Da oggi ci sono 10 panchine rosse nei vari plessi dell’Università di Parma. Sono allo stesso tempo un simbolo e un impegno, a fronte di una tragedia sempre più drammatica come è la violenza contro le donne. 10 nuove panchine che con la loro stessa presenza dicono che è urgente fare qualcosa, istituzioni e persone, per cambiare le cose.
I numeri fanno paura: nel 2024 in Italia le donne uccise sono quasi cento. Accanto a questi ci sono i dati relativi ai reati di persecuzione, stalking, molestie e violenza psicologica, e poi c’è tutto quello che non arriva a essere numero – il sommerso, il non noto, il non denunciato – a definire i contorni di un fenomeno gigantesco che ha bisogno di un intervento collettivo per essere sovvertito. Innanzitutto partendo proprio dalla sensibilizzazione e dalla formazione, lavorando sugli stereotipi di genere e sulla costruzione di relazioni tra uomini e donne orientate al rispetto e alla libertà.

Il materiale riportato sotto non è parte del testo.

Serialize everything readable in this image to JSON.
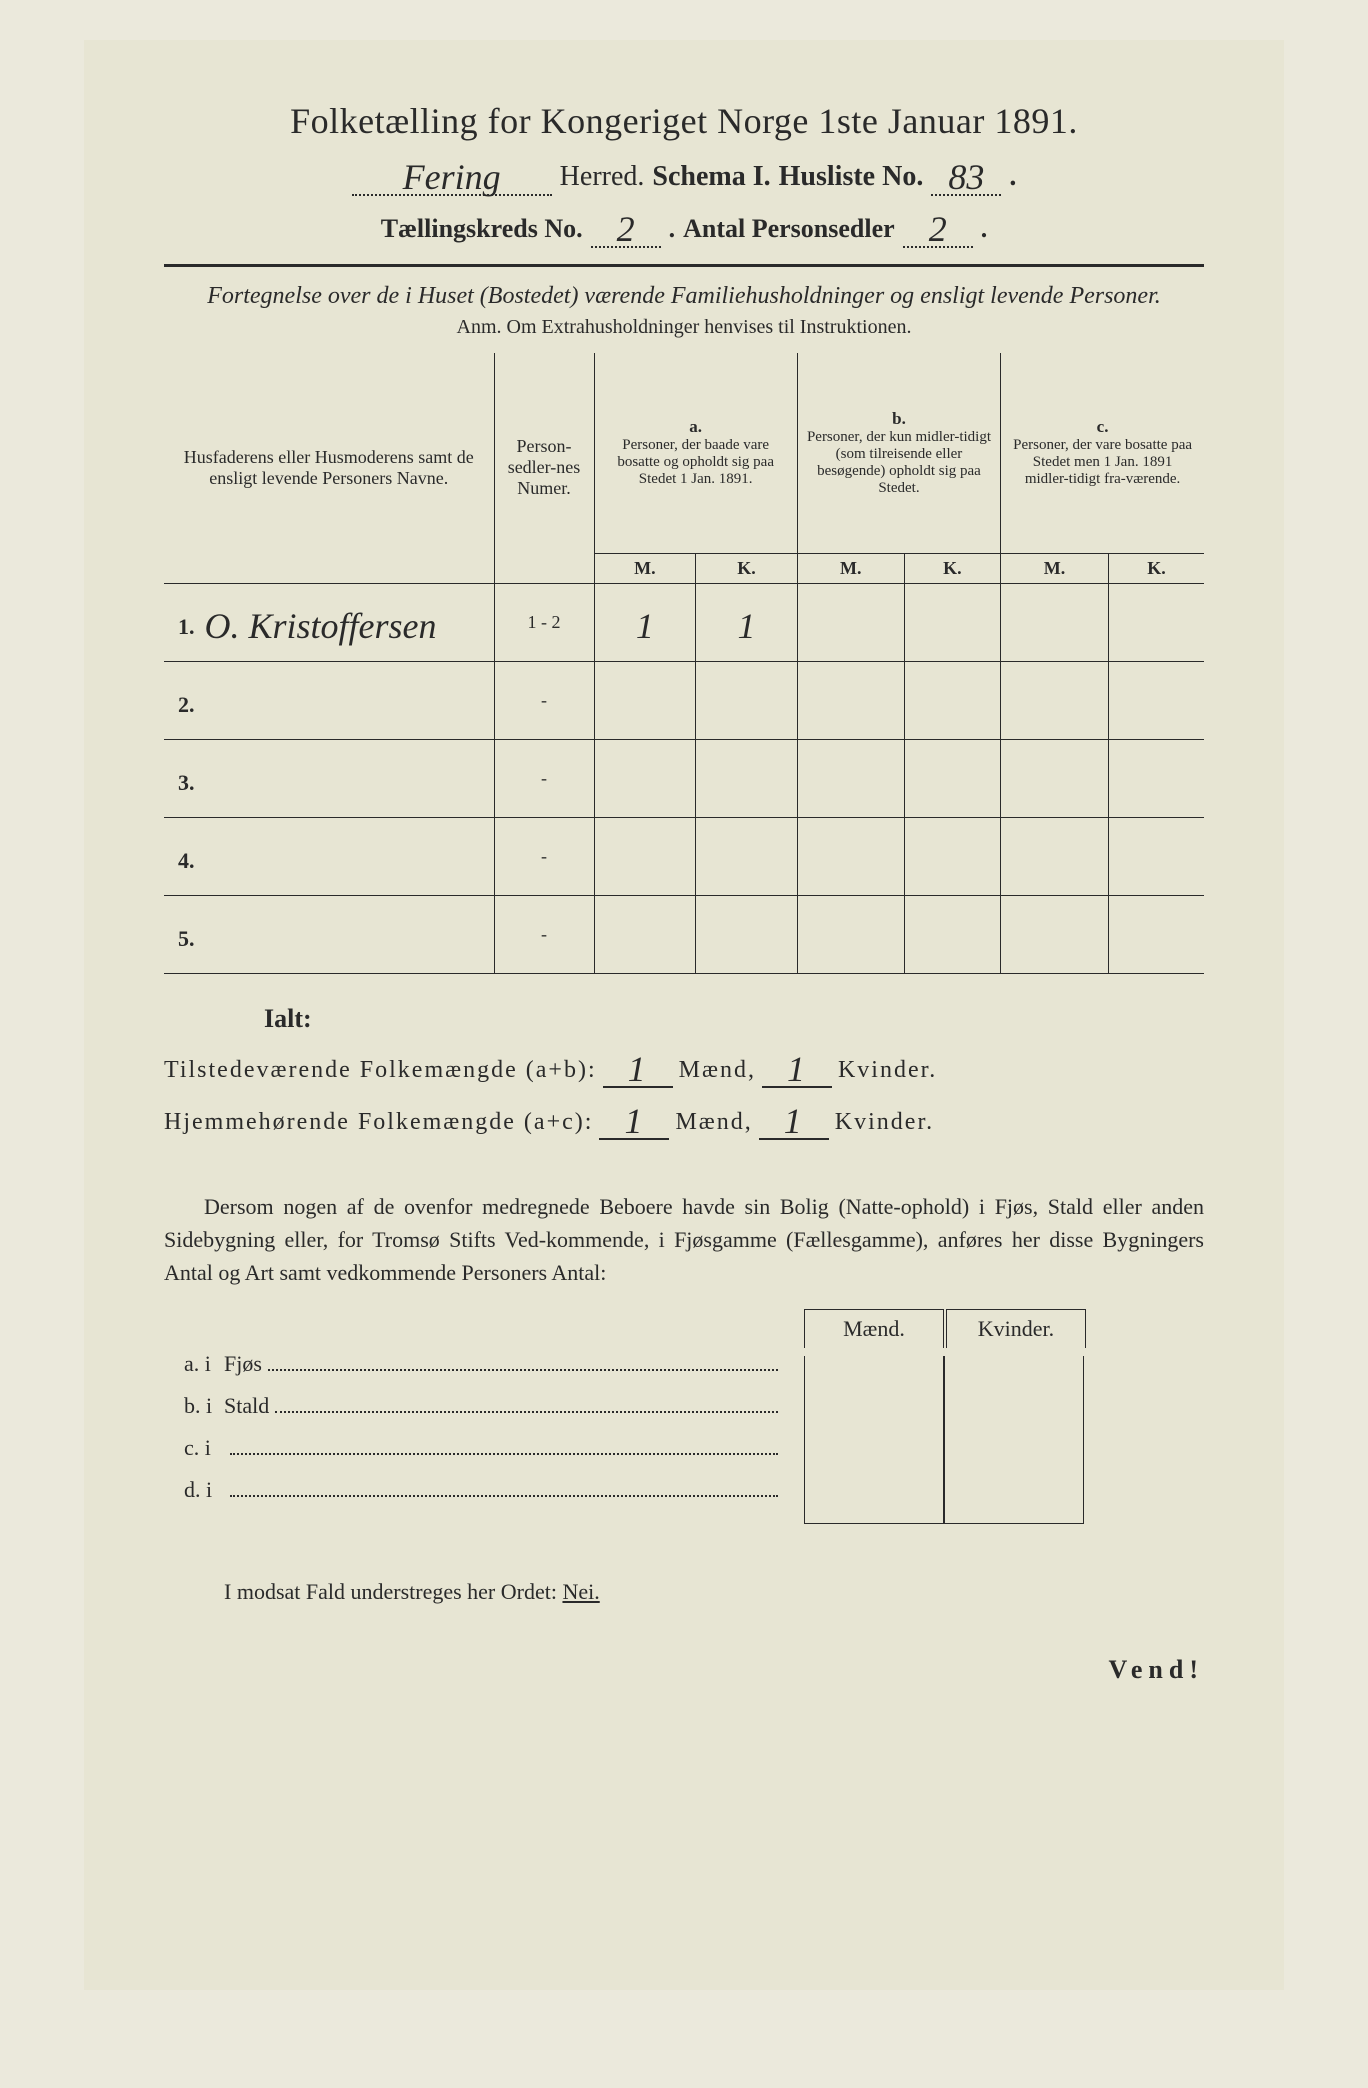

“Quello della violenza contro le donne è un tema la cui urgenza è sempre più terribile, giorno dopo giorno: è un dramma sociale, una tragedia quotidiana nei confronti della quale occorre un impegno corale, collettivo, per un cambio di passo innanzitutto culturale sempre più necessario. Le 10 panchine rosse che abbiamo collocato nei diversi plessi dell’Ateneo sono un simbolo e un modo per dire che noi ci siamo, ci facciamo carico e continueremo a farlo: in Università ma anche fuori, dando in tutte le sedi il nostro contributo affinché le cose possano cambiare davvero”, ha detto il Rettore Paolo Martelli “inaugurando” questa mattina la panchina rossa della Sede centrale insieme a uno studente e una studentessa del corso in Servizio sociale: Giada Vittimberga e Claudio De Togni Gjoni.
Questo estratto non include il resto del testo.